Un coup de fil, une guitare, quelques accords hésitants. À l’autre bout de la ligne, Dominique Quilichini, compagne de Renaud à l’époque et mère de sa fille Lolita. Ce soir-là, dans un studio parisien, le chanteur ne se doute pas qu’il est sur le point de voir naître une chanson qui bouleversera sa carrière, mais aussi qu’il frôle la rupture amoureuse. Dominique l’écoute, exige qu’il enregistre ce morceau inédit, et lâche une phrase qui résonne encore quarante ans plus tard : « Si tu ne le graves pas, je divorce. »
L’ultimatum aurait pu sonner la fin d’un couple. Il a donné naissance à Mistral gagnant, devenu l’un des titres les plus intimes et universels de la chanson française. Nous sommes en 1985, et Renaud offre au monde une berceuse tendre, écrite pour Lolita, qui traverse le temps sans jamais perdre de sa fragilité. Ce n’est pas seulement un tube : c’est une déclaration, une photographie d’un père conscient que l’enfance file à toute vitesse, et qu’il faut savoir en retenir les instants.
Quarante ans plus tard, l’histoire refait surface à travers les confidences du journaliste Erwan L’Éléouet, venu sur le plateau de C à vous pour accompagner la promotion d’un ouvrage inédit. Avec Lolita Séchan, devenue la manageuse et la protectrice de son père, il signe Renaud : Le livre, plongée dans les coulisses d’une vie publique, mais aussi dans les failles d’un artiste qui a toujours oscillé entre poésie brute et chaos intime.
Le récit du Mistral gagnant ressurgit comme un moment de bascule. On imagine ce Renaud fragile, presque contraint par une menace conjugale, transformant cette pression en une œuvre d’une sincérité rare. Ironie du destin : sans cet ultimatum, peut-être n’aurait-on jamais entendu ce titre qui, des décennies plus tard, continue de faire pleurer les générations. Louane, l’une de ses héritières musicales, n’a pas pu retenir ses larmes en l’interprétant, preuve que cette chanson garde un pouvoir intact.

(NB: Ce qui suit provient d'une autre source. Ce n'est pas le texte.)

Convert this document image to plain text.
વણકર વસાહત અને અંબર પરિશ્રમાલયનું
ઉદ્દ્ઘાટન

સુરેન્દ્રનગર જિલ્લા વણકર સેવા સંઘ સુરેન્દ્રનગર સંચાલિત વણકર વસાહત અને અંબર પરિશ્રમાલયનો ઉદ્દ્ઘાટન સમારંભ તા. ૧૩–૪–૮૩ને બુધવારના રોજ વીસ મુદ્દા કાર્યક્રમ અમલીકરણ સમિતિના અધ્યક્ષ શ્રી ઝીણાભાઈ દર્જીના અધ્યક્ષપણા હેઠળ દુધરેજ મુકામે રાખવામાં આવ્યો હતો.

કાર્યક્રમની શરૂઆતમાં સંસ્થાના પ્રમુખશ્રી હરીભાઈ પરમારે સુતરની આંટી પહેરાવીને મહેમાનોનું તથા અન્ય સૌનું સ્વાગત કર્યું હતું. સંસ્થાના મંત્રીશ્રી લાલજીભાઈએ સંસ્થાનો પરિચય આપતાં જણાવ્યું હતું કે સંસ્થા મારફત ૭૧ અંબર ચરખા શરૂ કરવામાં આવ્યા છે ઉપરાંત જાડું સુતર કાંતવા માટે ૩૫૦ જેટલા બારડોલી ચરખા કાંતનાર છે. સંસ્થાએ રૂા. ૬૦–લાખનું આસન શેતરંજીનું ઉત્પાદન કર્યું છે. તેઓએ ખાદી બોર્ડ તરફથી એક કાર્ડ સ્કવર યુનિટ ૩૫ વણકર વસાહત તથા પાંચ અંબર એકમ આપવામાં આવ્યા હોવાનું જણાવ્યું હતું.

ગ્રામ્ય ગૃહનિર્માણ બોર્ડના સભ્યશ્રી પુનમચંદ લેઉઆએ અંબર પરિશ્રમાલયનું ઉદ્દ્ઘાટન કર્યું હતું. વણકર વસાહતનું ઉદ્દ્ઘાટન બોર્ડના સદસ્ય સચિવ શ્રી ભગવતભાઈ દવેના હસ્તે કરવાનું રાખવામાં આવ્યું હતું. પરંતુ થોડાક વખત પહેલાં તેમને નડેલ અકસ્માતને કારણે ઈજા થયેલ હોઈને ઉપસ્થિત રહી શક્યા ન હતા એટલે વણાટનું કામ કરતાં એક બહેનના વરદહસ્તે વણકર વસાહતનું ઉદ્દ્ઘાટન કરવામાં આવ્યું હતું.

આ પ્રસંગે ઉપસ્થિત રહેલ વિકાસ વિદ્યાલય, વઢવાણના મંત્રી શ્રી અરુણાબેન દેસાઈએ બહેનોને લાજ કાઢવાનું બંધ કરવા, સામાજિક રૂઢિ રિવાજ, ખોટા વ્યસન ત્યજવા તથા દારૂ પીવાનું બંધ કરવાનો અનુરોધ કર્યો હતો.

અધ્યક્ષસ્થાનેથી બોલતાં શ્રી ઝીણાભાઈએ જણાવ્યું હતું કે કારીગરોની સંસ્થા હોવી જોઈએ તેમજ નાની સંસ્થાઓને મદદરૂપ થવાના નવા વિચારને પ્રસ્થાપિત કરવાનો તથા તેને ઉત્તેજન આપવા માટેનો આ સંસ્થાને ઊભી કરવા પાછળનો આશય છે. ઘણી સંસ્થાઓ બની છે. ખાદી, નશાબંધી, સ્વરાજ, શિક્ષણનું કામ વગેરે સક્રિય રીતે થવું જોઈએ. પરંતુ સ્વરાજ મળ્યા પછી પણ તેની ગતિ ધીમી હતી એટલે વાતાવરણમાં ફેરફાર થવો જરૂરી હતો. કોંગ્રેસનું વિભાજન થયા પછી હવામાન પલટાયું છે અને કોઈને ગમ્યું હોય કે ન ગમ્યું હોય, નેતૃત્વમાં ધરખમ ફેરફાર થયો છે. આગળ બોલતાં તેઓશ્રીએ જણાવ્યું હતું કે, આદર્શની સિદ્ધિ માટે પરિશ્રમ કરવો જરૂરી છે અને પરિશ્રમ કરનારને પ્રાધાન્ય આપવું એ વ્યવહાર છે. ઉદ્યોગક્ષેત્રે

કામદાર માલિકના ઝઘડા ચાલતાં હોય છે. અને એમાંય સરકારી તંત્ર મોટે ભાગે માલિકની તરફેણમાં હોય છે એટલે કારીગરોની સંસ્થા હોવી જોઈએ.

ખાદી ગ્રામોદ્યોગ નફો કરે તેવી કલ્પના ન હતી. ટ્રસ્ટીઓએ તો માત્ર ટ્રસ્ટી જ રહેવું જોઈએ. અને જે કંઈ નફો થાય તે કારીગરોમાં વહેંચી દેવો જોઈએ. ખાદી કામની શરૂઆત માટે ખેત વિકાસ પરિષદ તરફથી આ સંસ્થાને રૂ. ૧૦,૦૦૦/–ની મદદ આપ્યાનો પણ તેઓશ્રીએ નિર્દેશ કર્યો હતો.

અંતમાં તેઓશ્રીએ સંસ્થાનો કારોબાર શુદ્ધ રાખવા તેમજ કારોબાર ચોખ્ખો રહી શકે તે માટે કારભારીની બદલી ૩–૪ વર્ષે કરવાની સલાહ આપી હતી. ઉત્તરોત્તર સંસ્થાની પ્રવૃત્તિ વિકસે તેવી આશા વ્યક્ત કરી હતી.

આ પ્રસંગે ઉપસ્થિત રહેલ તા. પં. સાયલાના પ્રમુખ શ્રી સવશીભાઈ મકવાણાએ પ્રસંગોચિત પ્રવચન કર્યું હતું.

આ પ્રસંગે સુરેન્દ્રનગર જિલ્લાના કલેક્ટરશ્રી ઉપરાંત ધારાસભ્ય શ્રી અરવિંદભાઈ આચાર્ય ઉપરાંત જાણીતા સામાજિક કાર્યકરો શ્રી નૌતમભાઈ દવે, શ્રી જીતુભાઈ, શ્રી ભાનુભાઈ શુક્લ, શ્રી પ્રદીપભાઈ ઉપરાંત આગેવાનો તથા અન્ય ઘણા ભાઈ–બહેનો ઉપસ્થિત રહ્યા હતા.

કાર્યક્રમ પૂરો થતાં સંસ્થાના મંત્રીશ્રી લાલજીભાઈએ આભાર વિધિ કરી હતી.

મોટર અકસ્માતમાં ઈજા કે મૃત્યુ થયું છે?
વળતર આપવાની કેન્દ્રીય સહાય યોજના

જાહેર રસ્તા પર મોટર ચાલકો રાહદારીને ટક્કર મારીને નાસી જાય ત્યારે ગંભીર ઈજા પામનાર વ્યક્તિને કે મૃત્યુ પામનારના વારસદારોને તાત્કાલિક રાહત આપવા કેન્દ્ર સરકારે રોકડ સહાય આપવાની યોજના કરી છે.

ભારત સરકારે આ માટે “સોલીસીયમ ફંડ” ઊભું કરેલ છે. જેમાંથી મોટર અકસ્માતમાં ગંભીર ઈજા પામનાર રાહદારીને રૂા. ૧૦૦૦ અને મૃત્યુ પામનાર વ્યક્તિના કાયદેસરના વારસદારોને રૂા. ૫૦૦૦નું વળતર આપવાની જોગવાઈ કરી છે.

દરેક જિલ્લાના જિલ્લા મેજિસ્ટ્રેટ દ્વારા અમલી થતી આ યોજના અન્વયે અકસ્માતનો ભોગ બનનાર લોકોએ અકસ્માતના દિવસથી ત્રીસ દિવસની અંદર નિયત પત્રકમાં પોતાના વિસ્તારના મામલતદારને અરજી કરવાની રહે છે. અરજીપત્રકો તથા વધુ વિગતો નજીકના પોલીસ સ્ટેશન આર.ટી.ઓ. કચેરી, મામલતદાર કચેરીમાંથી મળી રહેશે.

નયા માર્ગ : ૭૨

Au-delà du mythe, le souvenir rappelle aussi ce qui fait la singularité de Renaud : un artiste qui écrit souvent au bord du gouffre, poussé par ses proches autant que par ses démons. Les anecdotes autour de sa carrière montrent que derrière les refrains repris en chœur, il y a un homme constamment menacé – par ses excès, par ses relations, par ses silences. Ce soir-là, il fut menacé d’un divorce. Mais ce soir-là aussi, il a écrit l’histoire.